The tale behind the friendship of Sula and Nel begins in 1919, in the post-bellum period.  History may help to explain the pervasive strong female figures reflected throughout the novel.  In each family, the male figures are mainly absent or drug- addicted.  It is the women who rule over their households, by both supporting the family and rearing the children.  Despite her husband’s abandonment, Eva, Sula’s grandmother and the true family matriarch, still revels in her love of men to the point where she chastises other women for not taking good enough care of their husbands.  This love never translates to a physical love, as Eva’s daughter Hannah’s emotions do.  However, the Peace women seem to objectify men to the point where the women are sexist, as they believe that men need not be held accountable for their families’ well beings.
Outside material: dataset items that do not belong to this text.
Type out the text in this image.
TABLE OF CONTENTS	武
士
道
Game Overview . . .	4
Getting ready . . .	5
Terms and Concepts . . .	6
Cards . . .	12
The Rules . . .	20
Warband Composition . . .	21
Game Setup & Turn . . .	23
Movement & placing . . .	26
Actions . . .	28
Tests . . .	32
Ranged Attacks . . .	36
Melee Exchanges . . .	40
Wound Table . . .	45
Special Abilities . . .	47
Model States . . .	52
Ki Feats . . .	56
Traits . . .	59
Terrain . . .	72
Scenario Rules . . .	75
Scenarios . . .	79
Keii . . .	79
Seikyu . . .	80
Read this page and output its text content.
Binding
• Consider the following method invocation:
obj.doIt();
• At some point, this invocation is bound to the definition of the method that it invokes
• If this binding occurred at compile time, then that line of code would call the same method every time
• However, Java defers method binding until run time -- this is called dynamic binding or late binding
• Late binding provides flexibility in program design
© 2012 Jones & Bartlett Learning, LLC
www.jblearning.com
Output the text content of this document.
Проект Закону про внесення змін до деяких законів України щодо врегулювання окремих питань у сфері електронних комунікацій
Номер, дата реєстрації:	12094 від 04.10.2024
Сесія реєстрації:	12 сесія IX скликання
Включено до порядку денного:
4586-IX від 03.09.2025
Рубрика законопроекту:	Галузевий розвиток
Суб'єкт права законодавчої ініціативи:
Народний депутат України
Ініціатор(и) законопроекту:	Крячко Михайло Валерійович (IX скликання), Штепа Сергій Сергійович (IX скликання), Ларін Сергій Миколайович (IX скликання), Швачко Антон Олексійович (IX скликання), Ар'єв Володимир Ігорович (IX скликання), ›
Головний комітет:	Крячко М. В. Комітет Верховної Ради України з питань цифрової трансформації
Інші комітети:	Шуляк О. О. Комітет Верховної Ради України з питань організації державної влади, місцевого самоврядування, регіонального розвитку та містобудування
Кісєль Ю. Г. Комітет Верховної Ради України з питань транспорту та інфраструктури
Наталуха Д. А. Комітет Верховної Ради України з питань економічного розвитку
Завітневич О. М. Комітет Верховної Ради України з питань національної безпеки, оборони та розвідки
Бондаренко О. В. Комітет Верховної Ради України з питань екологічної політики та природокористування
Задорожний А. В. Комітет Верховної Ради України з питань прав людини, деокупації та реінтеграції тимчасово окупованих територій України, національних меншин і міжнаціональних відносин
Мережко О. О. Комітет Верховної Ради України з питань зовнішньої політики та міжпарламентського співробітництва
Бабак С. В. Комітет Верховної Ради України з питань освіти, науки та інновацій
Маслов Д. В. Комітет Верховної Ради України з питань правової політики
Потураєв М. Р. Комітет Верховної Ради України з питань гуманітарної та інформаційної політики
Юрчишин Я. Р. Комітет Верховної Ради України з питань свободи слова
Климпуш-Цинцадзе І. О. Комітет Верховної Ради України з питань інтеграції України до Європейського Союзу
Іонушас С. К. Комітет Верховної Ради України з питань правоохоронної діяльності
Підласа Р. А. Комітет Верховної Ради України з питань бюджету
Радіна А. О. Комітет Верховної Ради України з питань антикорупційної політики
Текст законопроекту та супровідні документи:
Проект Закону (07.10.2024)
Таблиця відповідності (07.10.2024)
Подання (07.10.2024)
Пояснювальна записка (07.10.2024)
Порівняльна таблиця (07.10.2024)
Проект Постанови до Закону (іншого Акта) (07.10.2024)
As historian Brenda Stevenson explains in her “Slave Marriage and Family Relations,” “Slave men traditionally applauded their sexual potency, celebrating it in song, dance, jokes, and heroic tales.  Unlike slave women, men did not have to restrict their sexual activity to marital or procreative duties” (169).  It is possible to argue that the Peace women do not regard men as responsible for their sexuality and the consequences they create through the free use of it because of the slave mentality and the way in which a male slave’s sexuality was viewed.

On the other side of the spectrum, Nel is crushed when she learns that her husband, Jude, cheats on her with Sula, whom she considers her best friend.  To a certain extent, Nel also holds little respect for men, as she blames Sula entirely for her husband’s betrayal and desertion.  However, despite a few brief moments of empowerment, Nel mainly lives her life according to her mother’s notions of how a respectable woman should live, by marrying early and fulfilling the conventional role of a wife.  Nel’s dreams of a stable family unit are dashed when her husband leaves her, and she is forced to step into the shoes of a matriarchal figure, the way her mother and Hannah did in the previous generation.

In each of the three generations in both the Peace and Wright families, it was up to the women to step in and lead their families along their chosen pathways.  These paths were drastically divergent; the Wright family, which is shrewdly named, chooses the path of traditional respectability, while the Peace family chooses an unconventional lifestyle that brings peace to the townsfolk, despite their distress of the impact that the “sooty” (Morrison 29) Peace women will have on their families.  To a modern reader, Sula’s assertion of her independence and desire to live according to her own verdicts is laudable.  However, equally commendable is Nel’s stepping into the role of a family clanswoman, despite her desire for a traditional family structure with both a mother and father figure.  As her life unfolds, Nel ironically begins to fill a similar role that both her mother and Sula’s scandalous mother held: that of the family matriarch.